The depth of the crisis was reflected in the US Special Forces raid last month on an Afghan government convoy that was carrying senior TTP leader Latifullah Mehsud. Kabul initially said Mehsud is being recruited as a peace emissary. However, New York Times revealed Afghan intelligence was trying to “recruit proxies” and aid TTP “in their fight against Pakistan’s security forces.” The target was an “opportunity to bring peace on our terms,” the report quoted Afghan official. The report said CIA and US military officials have previously “suggested” that Kabul proceed with such plans.

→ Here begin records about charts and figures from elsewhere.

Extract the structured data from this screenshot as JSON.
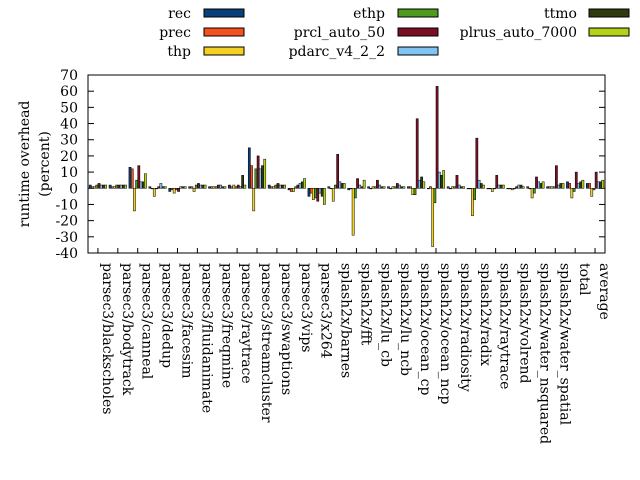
{
  "chart_data": {
    "type": "bar",
    "title": "",
    "xlabel": "",
    "ylabel": "runtime overhead\n(percent)",
    "ylim": [
      -40,
      70
    ],
    "yticks": [
      -40,
      -30,
      -20,
      -10,
      0,
      10,
      20,
      30,
      40,
      50,
      60,
      70
    ],
    "grid": false,
    "legend_position": "top",
    "categories": [
      "parsec3/blackscholes",
      "parsec3/bodytrack",
      "parsec3/canneal",
      "parsec3/dedup",
      "parsec3/facesim",
      "parsec3/fluidanimate",
      "parsec3/freqmine",
      "parsec3/raytrace",
      "parsec3/streamcluster",
      "parsec3/swaptions",
      "parsec3/vips",
      "parsec3/x264",
      "splash2x/barnes",
      "splash2x/fft",
      "splash2x/lu_cb",
      "splash2x/lu_ncb",
      "splash2x/ocean_cp",
      "splash2x/ocean_ncp",
      "splash2x/radiosity",
      "splash2x/radix",
      "splash2x/raytrace",
      "splash2x/volrend",
      "splash2x/water_nsquared",
      "splash2x/water_spatial",
      "total",
      "average"
    ],
    "series": [
      {
        "name": "rec",
        "color": "#0b3f7a",
        "values": [
          2,
          2,
          13,
          1,
          -2,
          1,
          1,
          2,
          25,
          2,
          -1,
          -5,
          1,
          -1,
          1,
          1,
          1,
          0,
          1,
          0,
          0,
          0,
          1,
          1,
          4,
          3
        ]
      },
      {
        "name": "prec",
        "color": "#f4511e",
        "values": [
          1,
          1,
          12,
          0,
          -1,
          1,
          1,
          1,
          14,
          1,
          -2,
          -3,
          0,
          0,
          0,
          0,
          1,
          1,
          0,
          0,
          0,
          0,
          0,
          1,
          3,
          3
        ]
      },
      {
        "name": "thp",
        "color": "#f2d024",
        "values": [
          1,
          1,
          -14,
          -5,
          -3,
          -2,
          1,
          2,
          -14,
          1,
          -2,
          -7,
          -8,
          -29,
          1,
          1,
          -4,
          -36,
          1,
          -17,
          -2,
          -1,
          -6,
          1,
          -6,
          -5
        ]
      },
      {
        "name": "ethp",
        "color": "#4e9a1c",
        "values": [
          2,
          2,
          5,
          0,
          -1,
          2,
          1,
          1,
          12,
          2,
          1,
          -6,
          2,
          -6,
          1,
          1,
          -4,
          -9,
          1,
          -7,
          0,
          0,
          -3,
          1,
          -2,
          -1
        ]
      },
      {
        "name": "prcl_auto_50",
        "color": "#7a0f24",
        "values": [
          3,
          2,
          14,
          1,
          -2,
          3,
          2,
          2,
          20,
          3,
          2,
          -8,
          21,
          6,
          5,
          3,
          43,
          63,
          8,
          31,
          8,
          1,
          7,
          14,
          10,
          10
        ]
      },
      {
        "name": "pdarc_v4_2_2",
        "color": "#7fc4f2",
        "values": [
          2,
          2,
          4,
          3,
          1,
          2,
          2,
          1,
          12,
          2,
          3,
          -3,
          4,
          2,
          2,
          2,
          5,
          10,
          2,
          5,
          2,
          2,
          4,
          2,
          3,
          4
        ]
      },
      {
        "name": "ttmo",
        "color": "#2e3a10",
        "values": [
          2,
          2,
          4,
          1,
          1,
          2,
          1,
          8,
          14,
          2,
          4,
          -5,
          3,
          1,
          1,
          1,
          7,
          8,
          1,
          3,
          2,
          2,
          3,
          3,
          4,
          4
        ]
      },
      {
        "name": "plrus_auto_7000",
        "color": "#b5d11a",
        "values": [
          2,
          2,
          9,
          1,
          1,
          2,
          1,
          2,
          18,
          2,
          6,
          -10,
          3,
          5,
          1,
          1,
          4,
          11,
          1,
          2,
          2,
          1,
          4,
          3,
          5,
          5
        ]
      }
    ]
  }
}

US imperialism’s continuous intervention, however, deepens the crisis inside Pakistan. The drone war and Pakistan army’s offensives targeting militants in border regions with Afghanistan is already fuelling a bloody civil war that has spread across the country in the form of rising sectarian violence. “Every drop of Hakimullah’s blood will turn into a suicide bomber,” TTP Spokesman Azam Tariq said after Mehsud’s killing, signalling more violence. “America and their friends shouldn’t be happy because we will take revenge for our martyr’s blood,” he added. Pakistan government has increased security measures, especially in Balochistan, after the killing.

Declaring the drone attack “sabotaged” the peace process, Tehrik-i-Insaf (PTI) leader Imran Khan rhetorically declared, “Even if we lose our provincial government [Khyber Pakhtunkhwa], we will not let NATO supplies pass through as long as drone strikes do not stop.” PTI’s climb to third largest party in the parliament from its marginal role in Pakistan politics was bound up with its increasing identification with opposition to drone war. Despite its anti-war posture, PTI does not rule out collaboration with US imperialism. His demand that the federal government must blockade NATO supplies was rejected by Minister Rashid saying, “Tit-for-tat actions flare up fire.”

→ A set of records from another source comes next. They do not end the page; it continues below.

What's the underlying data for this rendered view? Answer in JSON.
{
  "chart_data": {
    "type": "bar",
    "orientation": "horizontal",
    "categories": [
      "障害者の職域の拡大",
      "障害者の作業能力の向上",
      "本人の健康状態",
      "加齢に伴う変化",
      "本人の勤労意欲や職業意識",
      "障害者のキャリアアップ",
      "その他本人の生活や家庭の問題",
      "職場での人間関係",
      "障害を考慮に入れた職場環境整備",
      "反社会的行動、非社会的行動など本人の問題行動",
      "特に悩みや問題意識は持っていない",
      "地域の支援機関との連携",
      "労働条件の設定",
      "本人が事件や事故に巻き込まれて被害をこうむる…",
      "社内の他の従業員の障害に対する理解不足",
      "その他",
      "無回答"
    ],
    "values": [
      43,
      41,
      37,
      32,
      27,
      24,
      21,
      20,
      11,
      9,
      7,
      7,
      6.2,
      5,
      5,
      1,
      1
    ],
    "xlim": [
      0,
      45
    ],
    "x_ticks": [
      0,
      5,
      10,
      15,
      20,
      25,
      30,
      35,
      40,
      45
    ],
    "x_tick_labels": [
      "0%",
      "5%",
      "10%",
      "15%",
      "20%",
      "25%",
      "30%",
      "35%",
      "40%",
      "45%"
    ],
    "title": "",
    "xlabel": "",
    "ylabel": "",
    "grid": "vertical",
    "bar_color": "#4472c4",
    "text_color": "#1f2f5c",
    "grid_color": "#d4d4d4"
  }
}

No section of the Pakistani bourgeoisie maintains a principled opposition to US imperialism. Historically, the Pakistani bourgeoisie has sought its own survival within the framework of US regional hegemony by subordinating to its demands. Its decades of collaboration include helping to build the anti-Soviet mujahideen guerrilla movement in Afghanistan in the 1980s, the precursor to Afghanistan’s Taliban and Al Qaeda. Together with the CIA, Pakistan’s Directorate for Inter-Services Intelligence (ISI) continued to maintain their associations and sought to exploit those to influence Kabul.

A Washington Post report on October 24 detailed extensive communication and collaboration with Pakistan’s government and military between 2007 and 2011 in the course of the CIA-run drone assassination program. This includes military strongman Pervez Musharraf’s government and the former Pakistan Peoples Party-led coalition that initially consisted of PML-N as well.

A day before, Sharif spoke alongside Obama from the White House, attempting to placate popular opposition to the drone war back home, on which he had relied in May to secure his election. Sharif said the issue of drones was discussed with US officials, “emphasizing the need for an end to such strikes.” The lengthy joint press release, however, did not carry any mention of “drones.”

The October 24 Post report is based on “top-secret CIA documents and Pakistani diplomatic memos” it has obtained. According to the Post, some drone attacks were “at the request of” Pakistan’s government, while some others were the result of a “joint CIA-ISI targeting effort.” This dirty collaboration extends to the notorious “signature strikes” where drones are launched without a specific target, and the victim is selected from the air based on “patterns of behaviour” that are supposedly “militant”.

The Pakistan government’s claim that no civilian has been killed in the drone war since January 2012 is absurd on its face. The Amnesty International report “Will I be Next?” US Drone Strikes in Pakistan, extensively documented two attacks in 2012 that killed 19 civilians. In one attack 18 labourers were killed while in the other a grandmother was killed and her five grandchildren were injured. One of these grandchildren gave testimony in a US Congressional hearing last week: “Now I prefer cloudy days when the drones don’t fly.”